'Jason Bourne' Co-Screenwriter and Editor Shares Behind-the-Scenes Moments

"I always looked at editing as writing," says Oscar-winning editor Christopher Rouse.
Universal Pictures

The final act of Universal's Jason Bourne, opening today, takes place at a tech conference in Las Vegas, where government officials and Silicon Valley leaders are debating online privacy versus national security. When the news broke earlier this year of the dispute between the FBI and Apple, which was triggered when the FBI asked the tech giant to unlock an encrypted Apple iPhone following the 2015 terrorist attack in San Bernardino, Calif., the Bourne filmmakers suddenly found reality echoing the fiction they had invented.

“That was an incredible coincidence,” says Christopher Rouse, who not only edited the movie but co-wrote it with director Paul Greengrass. “We were amazed and flabbergasted. It was one of those amazing instances of life imitating art, or art imitating life. It also made us feel that we tapped into something that was immediate and real and important.”

For the fourth outing of Jason Bourne, the former CIA operative on-the-run played by Matt Damon, Rouse, who won an Oscar for editing 2007’s The Bourne Ultimatum, which Greengrass also directed, and earned additional Oscar nominations for Greengrass’ Captain Phillips and United 93, tried his hand at screenwriting for the first time. But, he says, the transition felt like a natural one. “I’ve written under the radar for quite some time, and I always looked at editing as writing," he tells The Hollywood Reporter.

He's actually following in the footsteps of his father, the late writer/director Russell Rouse, who won an Oscar for the screenplay to 1959’s Pillow Talk starring Rock Hudson and Doris Day. “My father always told me that story was first and foremost,” Rouse says. “We would watch, not just his films but a lot of classic American films. My father was a great David Lean fan, and David Lean’s one of my favorite directors. We would discuss films endlessly. My dad used to explain to me that editing is fundamentally writing with film.”

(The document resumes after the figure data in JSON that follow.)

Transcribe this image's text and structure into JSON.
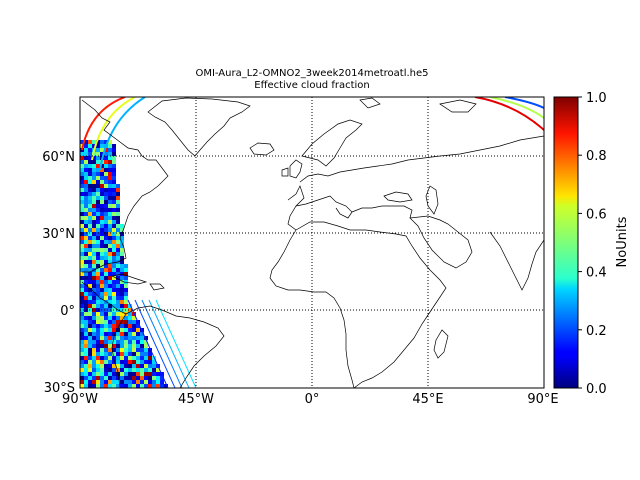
{
  "title": {
    "line1": "OMI-Aura_L2-OMNO2_3week2014metroatl.he5",
    "line2": "Effective cloud fraction"
  },
  "map": {
    "projection": "equirectangular",
    "lon_range": [
      -90,
      90
    ],
    "lat_range": [
      -30,
      83
    ],
    "gridlines": "dotted",
    "background_color": "#ffffff",
    "coastline_color": "#000000"
  },
  "axes": {
    "x_ticks": [
      {
        "value": -90,
        "label": "90°W"
      },
      {
        "value": -45,
        "label": "45°W"
      },
      {
        "value": 0,
        "label": "0°"
      },
      {
        "value": 45,
        "label": "45°E"
      },
      {
        "value": 90,
        "label": "90°E"
      }
    ],
    "y_ticks": [
      {
        "value": 60,
        "label": "60°N"
      },
      {
        "value": 30,
        "label": "30°N"
      },
      {
        "value": 0,
        "label": "0°"
      },
      {
        "value": -30,
        "label": "30°S"
      }
    ]
  },
  "colorbar": {
    "label": "NoUnits",
    "colormap": "jet",
    "range": [
      0.0,
      1.0
    ],
    "ticks": [
      {
        "value": 0.0,
        "label": "0.0"
      },
      {
        "value": 0.2,
        "label": "0.2"
      },
      {
        "value": 0.4,
        "label": "0.4"
      },
      {
        "value": 0.6,
        "label": "0.6"
      },
      {
        "value": 0.8,
        "label": "0.8"
      },
      {
        "value": 1.0,
        "label": "1.0"
      }
    ]
  },
  "chart_data": {
    "type": "heatmap",
    "variable": "Effective cloud fraction",
    "units": "NoUnits",
    "vmin": 0.0,
    "vmax": 1.0,
    "xlabel": "",
    "ylabel": "",
    "xlim": [
      -90,
      90
    ],
    "ylim": [
      -30,
      83
    ],
    "swath_lon_extent_at_equator": [
      -90,
      -62
    ],
    "grid": true
  }
}
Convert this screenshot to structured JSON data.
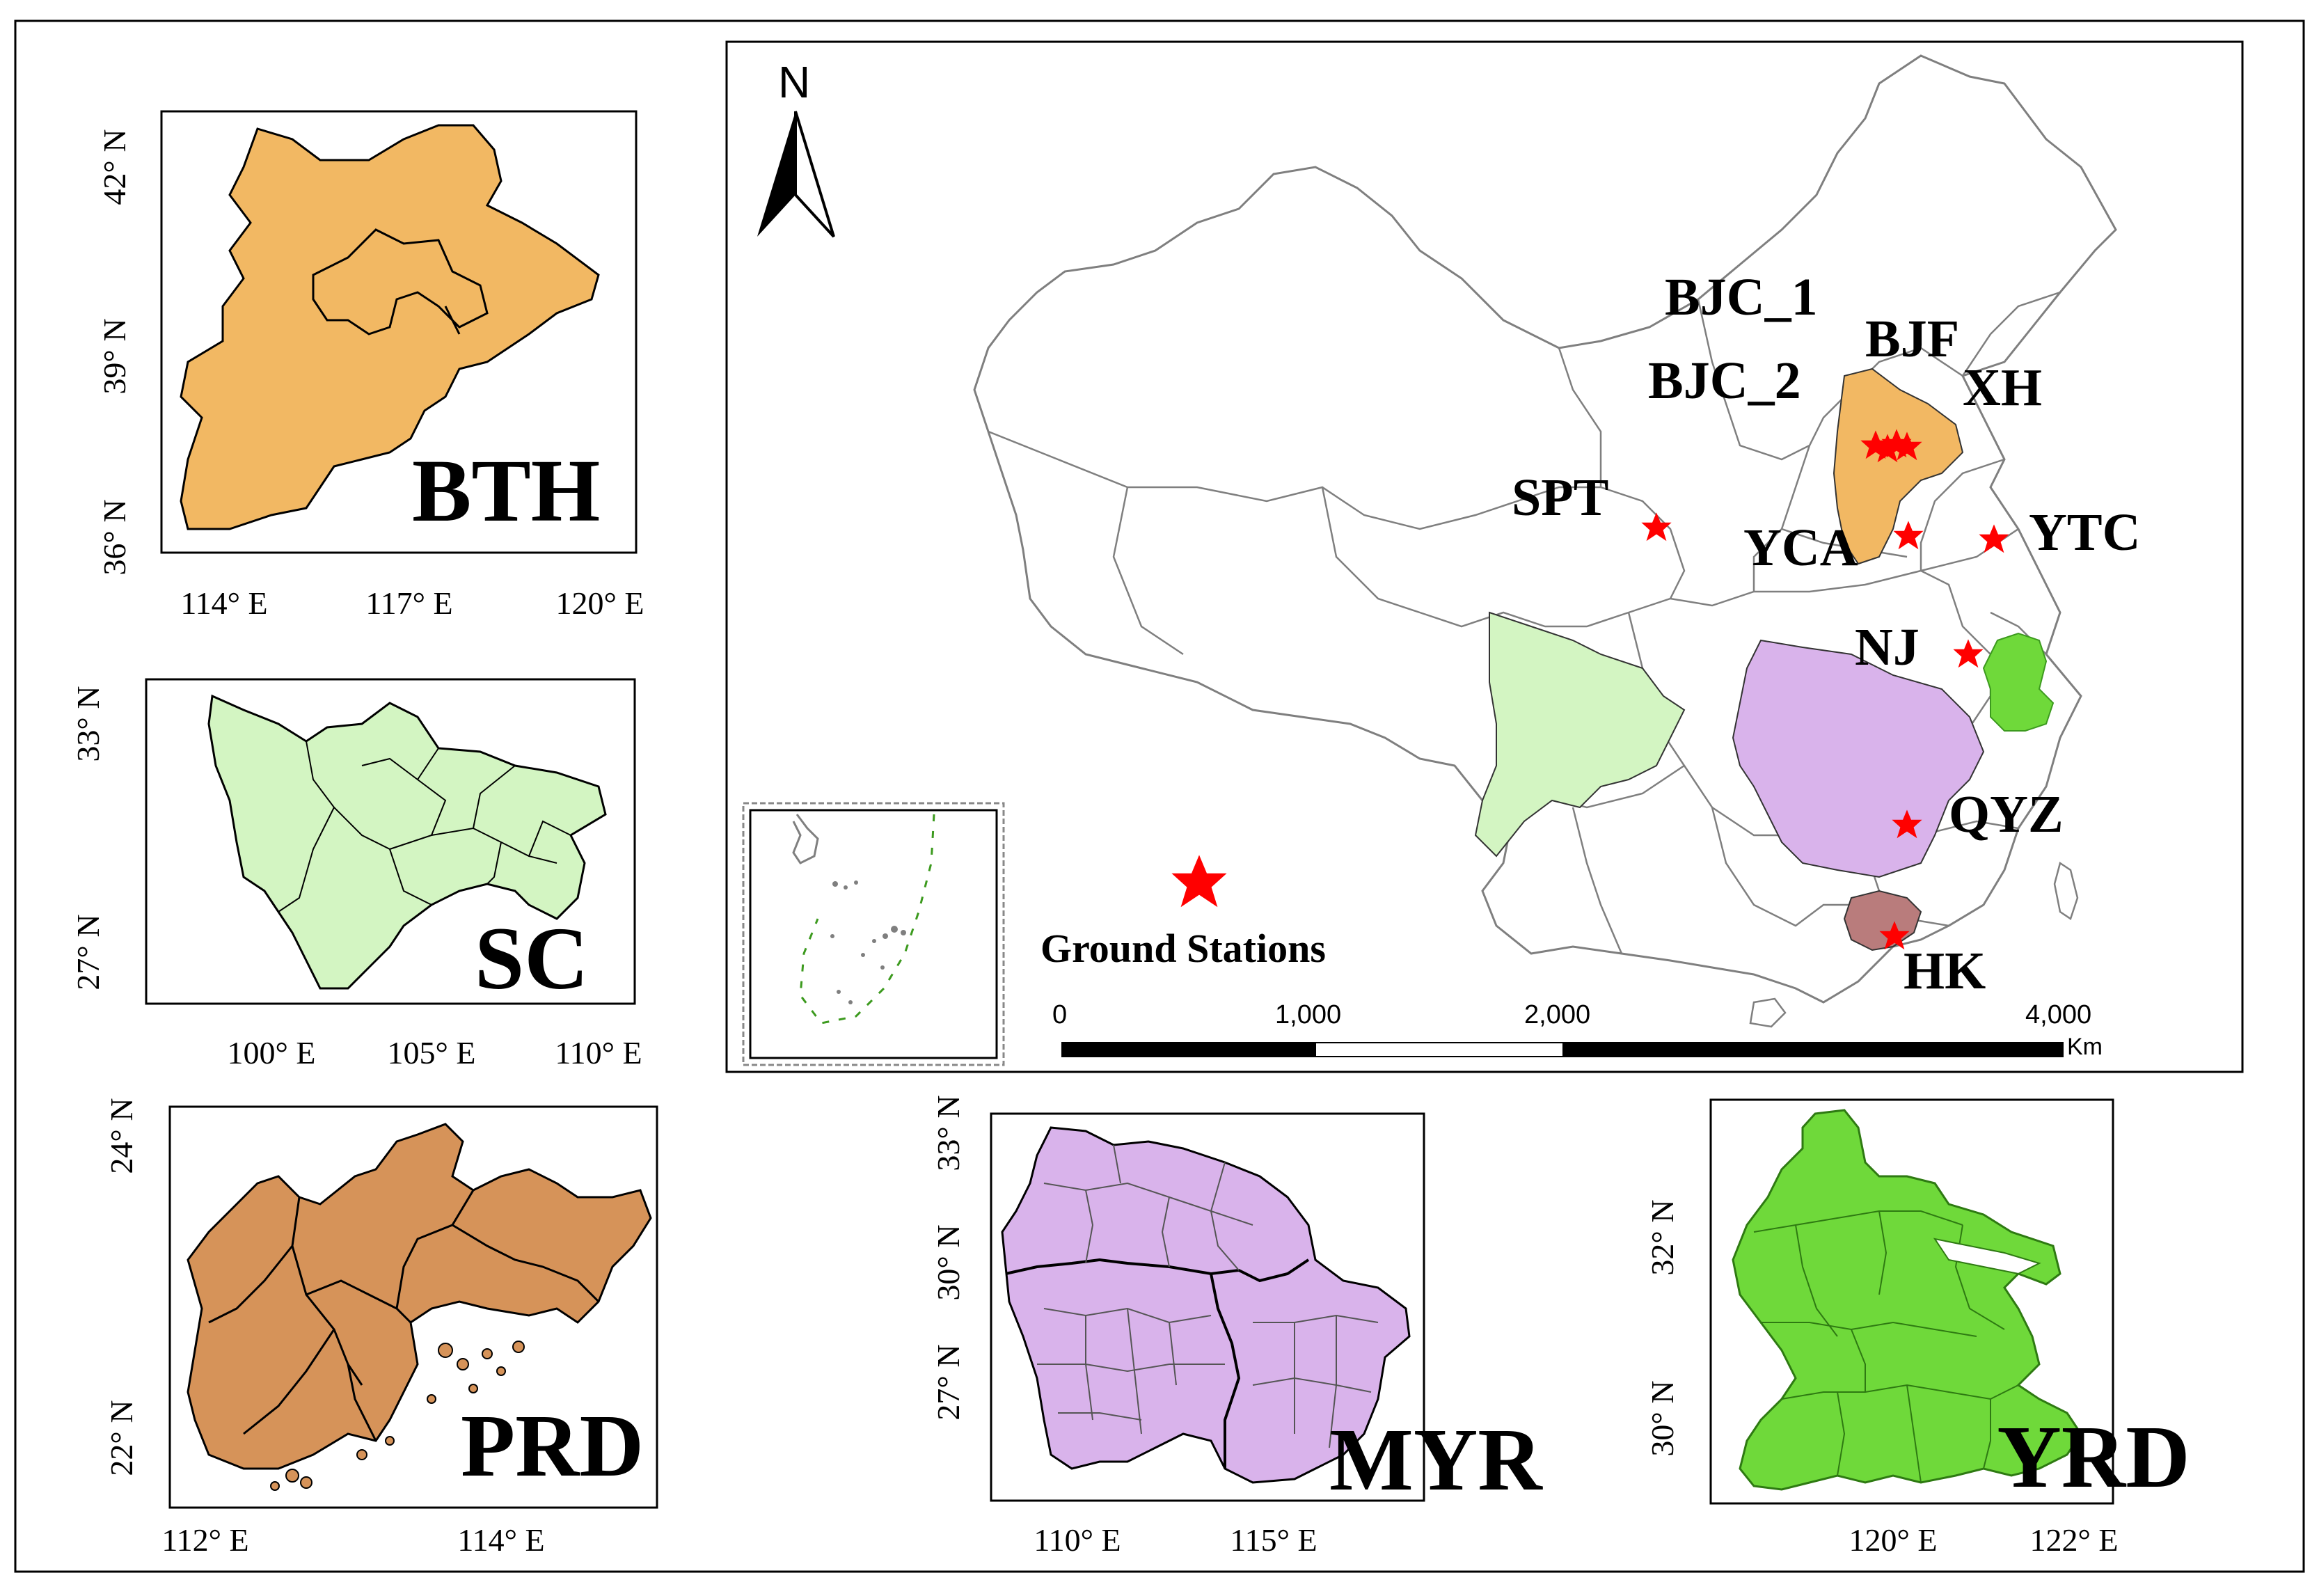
{
  "colors": {
    "frame": "#000000",
    "bth": "#f2b863",
    "sc": "#d3f5c2",
    "prd": "#d69359",
    "myr": "#d9b3eb",
    "yrd": "#6fd93a",
    "hk": "#b97c7c",
    "border_gray": "#7f7f7f",
    "star": "#ff0000"
  },
  "icons": {
    "north_arrow": "north-arrow-icon",
    "station": "star-icon"
  },
  "main_map": {
    "north_label": "N",
    "legend_label": "Ground Stations",
    "scale_bar": {
      "ticks": [
        "0",
        "1,000",
        "2,000",
        "4,000"
      ],
      "unit": "Km"
    },
    "stations": [
      {
        "label": "BJC_1"
      },
      {
        "label": "BJF"
      },
      {
        "label": "BJC_2"
      },
      {
        "label": "XH"
      },
      {
        "label": "SPT"
      },
      {
        "label": "YCA"
      },
      {
        "label": "YTC"
      },
      {
        "label": "NJ"
      },
      {
        "label": "QYZ"
      },
      {
        "label": "HK"
      }
    ]
  },
  "insets": {
    "bth": {
      "label": "BTH",
      "y_ticks": [
        "42° N",
        "39° N",
        "36° N"
      ],
      "x_ticks": [
        "114° E",
        "117° E",
        "120° E"
      ]
    },
    "sc": {
      "label": "SC",
      "y_ticks": [
        "33° N",
        "27° N"
      ],
      "x_ticks": [
        "100° E",
        "105° E",
        "110° E"
      ]
    },
    "prd": {
      "label": "PRD",
      "y_ticks": [
        "24° N",
        "22° N"
      ],
      "x_ticks": [
        "112° E",
        "114° E"
      ]
    },
    "myr": {
      "label": "MYR",
      "y_ticks": [
        "33° N",
        "30° N",
        "27° N"
      ],
      "x_ticks": [
        "110° E",
        "115° E"
      ]
    },
    "yrd": {
      "label": "YRD",
      "y_ticks": [
        "32° N",
        "30° N"
      ],
      "x_ticks": [
        "120° E",
        "122° E"
      ]
    }
  }
}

Rouse says that for some time he and Greengrass had talked about writing together: “A couple years ago, I said some of the topics we had been exploring seemed to be good territory for a Bourne film — in the broader sense the world in flux, people feeling disenfranchised, the dominance of social media, surveillance and how you measure personal rights against public safety.

“It seemed that if you took a character like Bourne, who at the core is a character who was betrayed by the institutions he believed in, and that was a palpable idea in today’s world, and you create a narrative that was both personally strong and had some metaphorical value, we might be on the road to having an interesting story.”

Having directed the last two of the three Bourne films, the director was initially more skeptical. But he encouraged Rouse to explore their ideas, which became the central themes in Jason Bourne. “Paul wasn’t going to commit to doing another Bourne film unless he though there was a good Bourne film to be made,” Rouse says, adding though that it wasn’t long before Greengrass, who started out in documentary filmmaking, was on board.

“One thing that makes Paul’s films incredibly special and unique is they don’t tend to beat people over the head with a point of view,” Rouse says. “If you can depict situations and explore life in a truthful way and explore areas of grey — because that’s where the truth lives, and you can do that in an objective way, and allow people to take from that what they will — I think it’s a satisfying sweet spot with storytelling.”

In the end, they created a fast-paced thriller, combining Greengrass’ kinetic filmmaking style with their highly relevant underlying themes.

Asked if in the editing room, he ever found his screenwriting ideas coming into conflict with his editing instincts, Rouse responds, “As a writer I was obviously attached to things I had on page, but as an editor you always try to treat everything objectively and the film evolves and begins to speak to you in different ways during the filmmaking process.

“What was true on page six months ago isn’t necessarily true when you are cutting a scene six months later. There were a couple instances where I had to weigh what I believed once upon a time and take myself to task about that. But I think I was appropriately hard on myself when I needed to be.”

Rouse was grateful for the experience. "Paul is such a truthful filmmaker, and he's interested in stories about our world and he pursues them relentlessly. I feel very lucky to work with such a gifted artist and a really good soul and great friend besides."

He reveals that the two want to write together again, but it’s unlikely that the next collaboration with be another Bourne film. Says Rouse: “I don’t think [another Bourne film] would be next; the types of thing we are talking about would be quite different."